NEW YORK — Allegations that Walmart Stores Inc. covered up the findings of an internal probe that proved its Mexican subsidiary bribed officials in that country could have huge implications for the world’s biggest retailer and its executives.

The alleged bribery scheme was revealed by The New York Times, which reported that Walmart failed to notify law enforcement after the company’s investigators found evidence of millions of dollars in bribes given to Mexican officials in exchange for getting building permits faster and other favors to help it aggressively expand in the region.

Democratic U.S. Reps. Elijah Cummings and Henry Waxman said Monday that they were launching an investigation into the matter, and they sent a letter to CEO Mike Duke asking for a meeting. And The Washington Post reported late Monday that the U.S. Department of Justice has been conducting a criminal probe of the allegations since December, citing people familiar with the matter.

If Walmart is found to have violated the Foreign Corrupt Practices Act, which forbids paying bribes to foreign officials, the company could face fines of hundreds of millions of dollars.

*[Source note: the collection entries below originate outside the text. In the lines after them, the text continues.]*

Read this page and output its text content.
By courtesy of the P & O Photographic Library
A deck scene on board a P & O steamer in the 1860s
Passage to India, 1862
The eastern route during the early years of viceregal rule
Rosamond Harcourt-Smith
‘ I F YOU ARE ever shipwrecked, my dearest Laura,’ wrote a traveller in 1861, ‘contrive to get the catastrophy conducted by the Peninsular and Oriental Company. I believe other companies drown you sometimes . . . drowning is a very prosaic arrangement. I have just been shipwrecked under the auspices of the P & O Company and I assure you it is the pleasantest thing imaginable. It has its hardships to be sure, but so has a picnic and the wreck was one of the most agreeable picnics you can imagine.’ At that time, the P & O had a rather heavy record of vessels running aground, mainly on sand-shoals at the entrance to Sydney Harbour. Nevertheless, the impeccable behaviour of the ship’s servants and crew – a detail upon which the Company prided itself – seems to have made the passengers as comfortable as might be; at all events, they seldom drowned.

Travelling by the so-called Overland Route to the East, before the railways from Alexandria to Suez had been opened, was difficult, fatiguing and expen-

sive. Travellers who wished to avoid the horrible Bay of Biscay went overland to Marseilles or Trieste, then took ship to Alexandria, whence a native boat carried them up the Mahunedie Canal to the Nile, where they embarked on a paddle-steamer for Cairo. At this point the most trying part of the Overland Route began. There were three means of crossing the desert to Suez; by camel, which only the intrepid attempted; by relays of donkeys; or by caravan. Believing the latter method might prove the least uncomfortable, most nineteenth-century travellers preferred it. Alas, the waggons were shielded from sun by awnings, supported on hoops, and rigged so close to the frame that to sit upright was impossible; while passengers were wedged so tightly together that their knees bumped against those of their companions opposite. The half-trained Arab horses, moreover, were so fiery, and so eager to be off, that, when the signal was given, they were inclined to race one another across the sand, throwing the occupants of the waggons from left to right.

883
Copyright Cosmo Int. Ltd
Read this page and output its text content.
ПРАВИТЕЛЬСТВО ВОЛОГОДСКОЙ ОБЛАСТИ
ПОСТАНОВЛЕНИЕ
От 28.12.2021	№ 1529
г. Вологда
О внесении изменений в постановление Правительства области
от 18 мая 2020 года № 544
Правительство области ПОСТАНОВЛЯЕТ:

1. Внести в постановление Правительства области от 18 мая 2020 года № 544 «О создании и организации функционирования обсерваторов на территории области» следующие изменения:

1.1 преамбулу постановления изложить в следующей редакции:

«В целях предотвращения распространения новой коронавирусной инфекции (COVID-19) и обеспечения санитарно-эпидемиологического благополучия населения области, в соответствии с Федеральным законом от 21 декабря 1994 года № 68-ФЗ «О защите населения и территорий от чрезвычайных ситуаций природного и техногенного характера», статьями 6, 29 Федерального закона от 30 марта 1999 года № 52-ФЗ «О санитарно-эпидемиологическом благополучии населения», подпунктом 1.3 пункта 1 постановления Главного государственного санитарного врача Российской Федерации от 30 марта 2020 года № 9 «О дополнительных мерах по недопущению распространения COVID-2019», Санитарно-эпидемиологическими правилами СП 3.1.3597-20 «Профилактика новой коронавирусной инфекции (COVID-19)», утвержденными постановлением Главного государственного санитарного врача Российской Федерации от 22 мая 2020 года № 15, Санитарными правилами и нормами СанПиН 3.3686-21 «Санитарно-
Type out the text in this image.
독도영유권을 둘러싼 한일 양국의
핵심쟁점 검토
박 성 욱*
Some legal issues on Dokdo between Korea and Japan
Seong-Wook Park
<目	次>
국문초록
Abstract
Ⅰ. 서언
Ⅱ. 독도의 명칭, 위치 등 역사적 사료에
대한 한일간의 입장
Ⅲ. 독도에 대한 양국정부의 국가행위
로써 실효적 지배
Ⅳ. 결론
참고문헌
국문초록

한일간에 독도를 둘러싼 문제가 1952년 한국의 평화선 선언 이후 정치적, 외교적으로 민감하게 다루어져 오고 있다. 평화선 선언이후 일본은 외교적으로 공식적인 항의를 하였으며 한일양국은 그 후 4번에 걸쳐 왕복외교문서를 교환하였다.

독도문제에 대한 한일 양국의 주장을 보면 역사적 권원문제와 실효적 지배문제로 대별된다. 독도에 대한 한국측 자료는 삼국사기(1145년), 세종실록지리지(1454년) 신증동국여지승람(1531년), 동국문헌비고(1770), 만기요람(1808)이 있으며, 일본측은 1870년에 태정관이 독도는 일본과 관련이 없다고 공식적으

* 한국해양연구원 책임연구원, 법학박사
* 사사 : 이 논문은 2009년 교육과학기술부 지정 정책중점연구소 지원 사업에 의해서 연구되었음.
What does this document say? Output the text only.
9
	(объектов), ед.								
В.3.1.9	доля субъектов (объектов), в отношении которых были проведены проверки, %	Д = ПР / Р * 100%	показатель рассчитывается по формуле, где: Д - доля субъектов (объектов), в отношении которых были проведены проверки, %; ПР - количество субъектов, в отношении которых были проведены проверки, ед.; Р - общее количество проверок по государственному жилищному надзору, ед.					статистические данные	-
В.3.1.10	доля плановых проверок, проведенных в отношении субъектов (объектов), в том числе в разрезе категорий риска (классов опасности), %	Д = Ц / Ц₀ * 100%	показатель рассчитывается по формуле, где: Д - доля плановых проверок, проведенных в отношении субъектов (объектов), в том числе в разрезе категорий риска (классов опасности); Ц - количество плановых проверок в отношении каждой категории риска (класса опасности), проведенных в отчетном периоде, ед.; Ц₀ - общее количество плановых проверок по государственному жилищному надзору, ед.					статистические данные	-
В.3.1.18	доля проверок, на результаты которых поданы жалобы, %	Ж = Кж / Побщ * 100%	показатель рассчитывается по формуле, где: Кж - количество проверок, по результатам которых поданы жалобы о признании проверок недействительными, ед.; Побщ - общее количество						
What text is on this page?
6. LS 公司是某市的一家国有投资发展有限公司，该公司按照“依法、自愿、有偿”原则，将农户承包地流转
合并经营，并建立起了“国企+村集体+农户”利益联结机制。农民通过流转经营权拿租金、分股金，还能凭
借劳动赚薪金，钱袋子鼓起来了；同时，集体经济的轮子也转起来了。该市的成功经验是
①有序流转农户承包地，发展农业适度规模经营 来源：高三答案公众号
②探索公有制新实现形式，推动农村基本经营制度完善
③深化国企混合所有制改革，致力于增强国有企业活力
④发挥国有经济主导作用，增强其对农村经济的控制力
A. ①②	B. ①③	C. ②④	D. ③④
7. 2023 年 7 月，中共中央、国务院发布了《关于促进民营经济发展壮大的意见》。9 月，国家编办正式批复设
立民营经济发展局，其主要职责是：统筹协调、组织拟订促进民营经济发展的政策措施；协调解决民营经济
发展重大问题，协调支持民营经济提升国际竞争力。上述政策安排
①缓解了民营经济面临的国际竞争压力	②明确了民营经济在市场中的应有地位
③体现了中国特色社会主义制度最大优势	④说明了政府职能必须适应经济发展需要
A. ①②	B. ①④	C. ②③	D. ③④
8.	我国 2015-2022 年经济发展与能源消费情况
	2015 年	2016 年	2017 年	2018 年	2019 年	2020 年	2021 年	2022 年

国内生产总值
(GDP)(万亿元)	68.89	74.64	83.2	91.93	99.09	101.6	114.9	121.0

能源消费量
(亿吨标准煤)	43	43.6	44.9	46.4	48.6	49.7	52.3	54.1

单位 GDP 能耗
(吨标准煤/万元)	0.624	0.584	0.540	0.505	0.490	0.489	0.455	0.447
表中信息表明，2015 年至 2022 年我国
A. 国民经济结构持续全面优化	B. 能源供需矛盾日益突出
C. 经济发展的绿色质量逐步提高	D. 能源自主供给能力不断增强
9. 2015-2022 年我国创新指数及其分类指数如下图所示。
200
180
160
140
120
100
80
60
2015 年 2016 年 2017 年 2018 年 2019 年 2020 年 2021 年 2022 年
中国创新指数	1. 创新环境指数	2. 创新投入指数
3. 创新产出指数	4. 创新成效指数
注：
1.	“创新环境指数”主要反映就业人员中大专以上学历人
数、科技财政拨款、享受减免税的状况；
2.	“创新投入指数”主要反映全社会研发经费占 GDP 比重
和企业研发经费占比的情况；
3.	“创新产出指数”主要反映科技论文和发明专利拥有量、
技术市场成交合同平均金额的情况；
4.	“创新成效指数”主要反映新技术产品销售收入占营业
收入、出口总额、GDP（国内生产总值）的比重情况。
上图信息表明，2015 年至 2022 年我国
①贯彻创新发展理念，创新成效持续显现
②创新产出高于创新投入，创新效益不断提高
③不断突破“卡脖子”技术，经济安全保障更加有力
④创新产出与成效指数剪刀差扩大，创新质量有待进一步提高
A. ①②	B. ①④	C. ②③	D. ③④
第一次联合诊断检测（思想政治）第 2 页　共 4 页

Top Walmart executives could lose their jobs – or worse, go to jail. And the retailer could suffer a public relations nightmare if a lengthy investigation ensues.

“Unlike prior bad PR stories in recent years, this will be a material distraction for Walmart on multiple fronts,” said Charles Grom, a retail analyst at Deutsche Bank.

The Times reported Saturday that a former company executive in 2005 told Walmart top brass about a bribery campaign that was used to help the retailer expand in Mexico. The paper said Walmart officials launched an investigation into its Walmart de Mexico subsidiary, but shut down the probe despite a report by its lead investigator that Mexican and U.S. laws likely were violated.

Walmart de Mexico is Walmart’s largest subsidiary, and one out of every five Walmart stores is in Mexico.